A: Yes, it meshed in a lot of ways. I fixed on the moments of that manhunt night that just spoke to me: The image of tanks rolling through Watertown was like the movie “Blade Runner.” Also my son and my husband were here in the house, under lockdown. I was on a bus, coming home from New York City, as this stuff was unfolding. It was horrible not being there.
I wanted to write a novel that took place on a birth night, structured around the stages of labor. But until 2013, there wasn’t an engine to drive it. The novel takes place on the manhunt night, which is also the birth night in my story, and this little family is caught up in it, hour by hour.
Q: Tell me more about the couple in your novel.
A: I had been developing them, in a sense, for a long time. They were just this couple who I wrote about three or four times – about them wanting to have a baby. Of course, you have to write what you know. I’ve been married for 30-some years, so that’s what I know – a long-time marriage. I thought it would be interesting to throw in the element of the husband having a nearly grown son, so it’s a blended family. I think all of that is interesting and hard.
I like to throw a loose cannon into anything I write – some character who’s the wild card. Definitely the stepson in this book is the wild card. He really wants attention, he resents the new baby that’s coming, the second family that his father is raising.
Q: Obviously you’re drawn to real-life events as backdrops for your stories. Do you have any interest in writing nonfiction?
A: You know, I’m always open to anything. I’ve done a novel, a novella, short stories, different kinds of scripts. To me, it’s all writing. I write wholeheartedly in whatever format. Nonfiction is almost the only thing that I haven’t done.
Q: You’ve written in so many genres. Does that reflect a restlessness, an adventurousness, or something else?
A: Both of those. I love different kinds of writing. The first writing I did as a kid was scripts. My sister and I acted out a soap opera. We put it on a cassette tape, and we thought we were broadcasting it on walkie talkies.
Q: I’m wondering how these different genres influence each other. For example, has scriptwriting made you better at writing dialogue in novels?

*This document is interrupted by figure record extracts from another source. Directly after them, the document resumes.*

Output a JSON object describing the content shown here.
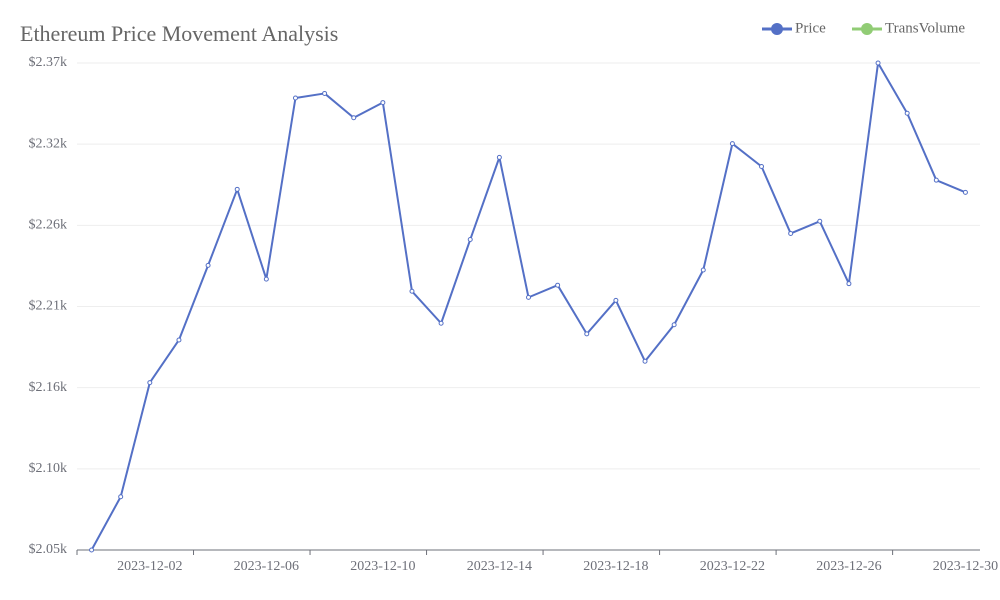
{
  "chart_data": {
    "type": "line",
    "title": "Ethereum Price Movement Analysis",
    "categories": [
      null,
      null,
      "2023-12-02",
      null,
      null,
      null,
      "2023-12-06",
      null,
      null,
      null,
      "2023-12-10",
      null,
      null,
      null,
      "2023-12-14",
      null,
      null,
      null,
      "2023-12-18",
      null,
      null,
      null,
      "2023-12-22",
      null,
      null,
      null,
      "2023-12-26",
      null,
      null,
      null,
      "2023-12-30"
    ],
    "series": [
      {
        "name": "Price",
        "color": "#5470c6",
        "values": [
          2050,
          2085,
          2160,
          2188,
          2237,
          2287,
          2228,
          2347,
          2350,
          2334,
          2344,
          2220,
          2199,
          2254,
          2308,
          2216,
          2224,
          2192,
          2214,
          2174,
          2198,
          2234,
          2317,
          2302,
          2258,
          2266,
          2225,
          2370,
          2337,
          2293,
          2285
        ]
      },
      {
        "name": "TransVolume",
        "color": "#91cc75",
        "values": [
          null,
          null,
          null,
          null,
          null,
          null,
          null,
          null,
          null,
          null,
          null,
          null,
          null,
          null,
          null,
          null,
          null,
          null,
          null,
          null,
          null,
          null,
          null,
          null,
          null,
          null,
          null,
          null,
          null,
          null,
          null
        ]
      }
    ],
    "ylim": [
      2050,
      2370
    ],
    "yticks": [
      {
        "value": 2050,
        "label": "$2.05k"
      },
      {
        "value": 2103.33,
        "label": "$2.10k"
      },
      {
        "value": 2156.67,
        "label": "$2.16k"
      },
      {
        "value": 2210,
        "label": "$2.21k"
      },
      {
        "value": 2263.33,
        "label": "$2.26k"
      },
      {
        "value": 2316.67,
        "label": "$2.32k"
      },
      {
        "value": 2370,
        "label": "$2.37k"
      }
    ],
    "grid": true,
    "legend": "top-right"
  }
}
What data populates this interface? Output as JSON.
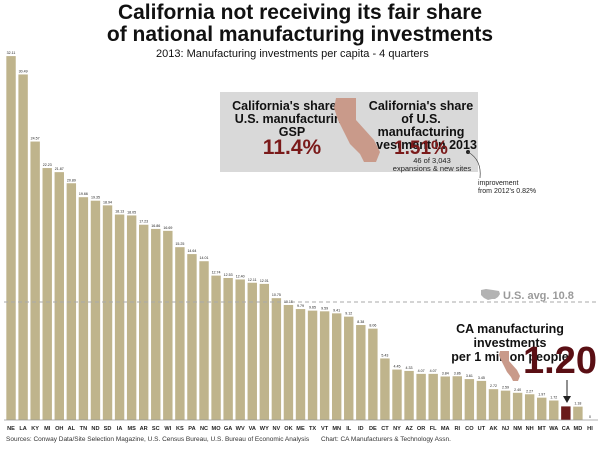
{
  "header": {
    "title_line1": "California not receiving its fair share",
    "title_line2": "of national manufacturing investments",
    "subtitle": "2013: Manufacturing investments per capita - 4 quarters"
  },
  "callouts": {
    "gsp": {
      "label": "California's share of U.S. manufacturing GSP",
      "value": "11.4%"
    },
    "investment": {
      "label": "California's share of U.S. manufacturing investment in 2013",
      "value": "1.51%",
      "detail_line1": "46 of 3,043",
      "detail_line2": "expansions & new sites"
    },
    "improvement_line1": "improvement",
    "improvement_line2": "from 2012's 0.82%",
    "avg_label": "U.S. avg. 10.8",
    "ca_title_line1": "CA manufacturing investments",
    "ca_title_line2": "per 1 million people",
    "ca_value": "1.20"
  },
  "footer": {
    "sources": "Sources: Conway Data/Site Selection Magazine, U.S. Census Bureau, U.S. Bureau of Economic Analysis",
    "credit": "Chart: CA Manufacturers & Technology Assn."
  },
  "colors": {
    "bar": "#bfb48c",
    "highlight": "#6b1c1c",
    "box": "#d9d9d9",
    "map": "#c99a8a"
  },
  "chart_data": {
    "type": "bar",
    "title": "2013: Manufacturing investments per capita - 4 quarters",
    "categories": [
      "NE",
      "LA",
      "KY",
      "MI",
      "OH",
      "AL",
      "TN",
      "ND",
      "SD",
      "IA",
      "MS",
      "AR",
      "SC",
      "WI",
      "KS",
      "PA",
      "NC",
      "MO",
      "GA",
      "WV",
      "VA",
      "WY",
      "NV",
      "OK",
      "ME",
      "TX",
      "VT",
      "MN",
      "IL",
      "ID",
      "DE",
      "CT",
      "NY",
      "AZ",
      "OR",
      "FL",
      "MA",
      "RI",
      "CO",
      "UT",
      "AK",
      "NJ",
      "NM",
      "NH",
      "MT",
      "WA",
      "CA",
      "MD",
      "HI"
    ],
    "values": [
      32.11,
      30.49,
      24.57,
      22.23,
      21.87,
      20.89,
      19.66,
      19.35,
      18.94,
      18.13,
      18.05,
      17.23,
      16.86,
      16.69,
      15.25,
      14.64,
      14.01,
      12.74,
      12.53,
      12.4,
      12.11,
      12.01,
      10.75,
      10.15,
      9.79,
      9.65,
      9.59,
      9.41,
      9.12,
      8.38,
      8.06,
      5.43,
      4.45,
      4.33,
      4.07,
      4.07,
      3.84,
      3.86,
      3.61,
      3.45,
      2.72,
      2.59,
      2.4,
      2.27,
      1.97,
      1.72,
      1.2,
      1.18,
      0
    ],
    "value_labels": [
      "32.11",
      "30.49",
      "24.57",
      "22.23",
      "21.87",
      "20.89",
      "19.66",
      "19.35",
      "18.94",
      "18.13",
      "18.05",
      "17.23",
      "16.86",
      "16.69",
      "15.25",
      "14.64",
      "14.01",
      "12.74",
      "12.53",
      "12.40",
      "12.11",
      "12.01",
      "10.75",
      "10.15",
      "9.79",
      "9.65",
      "9.59",
      "9.41",
      "9.12",
      "8.38",
      "8.06",
      "5.43",
      "4.45",
      "4.33",
      "4.07",
      "4.07",
      "3.84",
      "3.86",
      "3.61",
      "3.45",
      "2.72",
      "2.59",
      "2.40",
      "2.27",
      "1.97",
      "1.72",
      "",
      "1.18",
      "0"
    ],
    "highlight": "CA",
    "reference_line": {
      "value": 10.8,
      "label": "U.S. avg. 10.8"
    },
    "ylim": [
      0,
      33
    ],
    "grid": false
  }
}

A: Yes, I think so. My earlier fiction is fairly descriptive and dense. But when I first started writing scripts, I felt like I had weights cut off my hands. You can just go so fast, writing dialogue and action. You learn to think in a more dramatic, visual way.
It’s a whole different mode. With scriptwriting, you have to rewrite on stage. You have to just see it, to see different versions of it. Rehearsals are a thrill. I love it, but it’s grueling. It’s not like with a novel, where you can sit with it for years and have different people read it. You have a lot more control with fiction.
Also with these news stories, you try to look for the right form for the particular story.
Q: At this stage, do you consider yourself primarily a novelist, a librettist, a scriptwriter?
A: Well, I think I’m primarily a fiction writer, but I’m sort of split. In recent years, the scriptwriting has been very consuming because of “Tonya & Nancy,” but I still have the longest loyalty to fiction. I’d love to just keep doing both and to switch off. I like to have lots of irons in the fire.
One of the things that makes writing so fascinating is that you can never get all the way there. In some professions, you can learn all there is to know, and you’re doing it as well as you can. But with writing, there are always better things to aspire to.
Q: And there’s always something that you’re reading that makes you think, “If I could only do that …”
A: Yes, and you get inspired by that. I like things that are kind of edgy. And I feel that it’s part of a writer’s job, in the higher sense of the word, to make trouble – to point to things that people are afraid to talk about.
Joan Silverman writes op-eds, essays and book reviews. Her work has appeared in The Christian Science Monitor, Chicago Tribune and Dallas Morning News.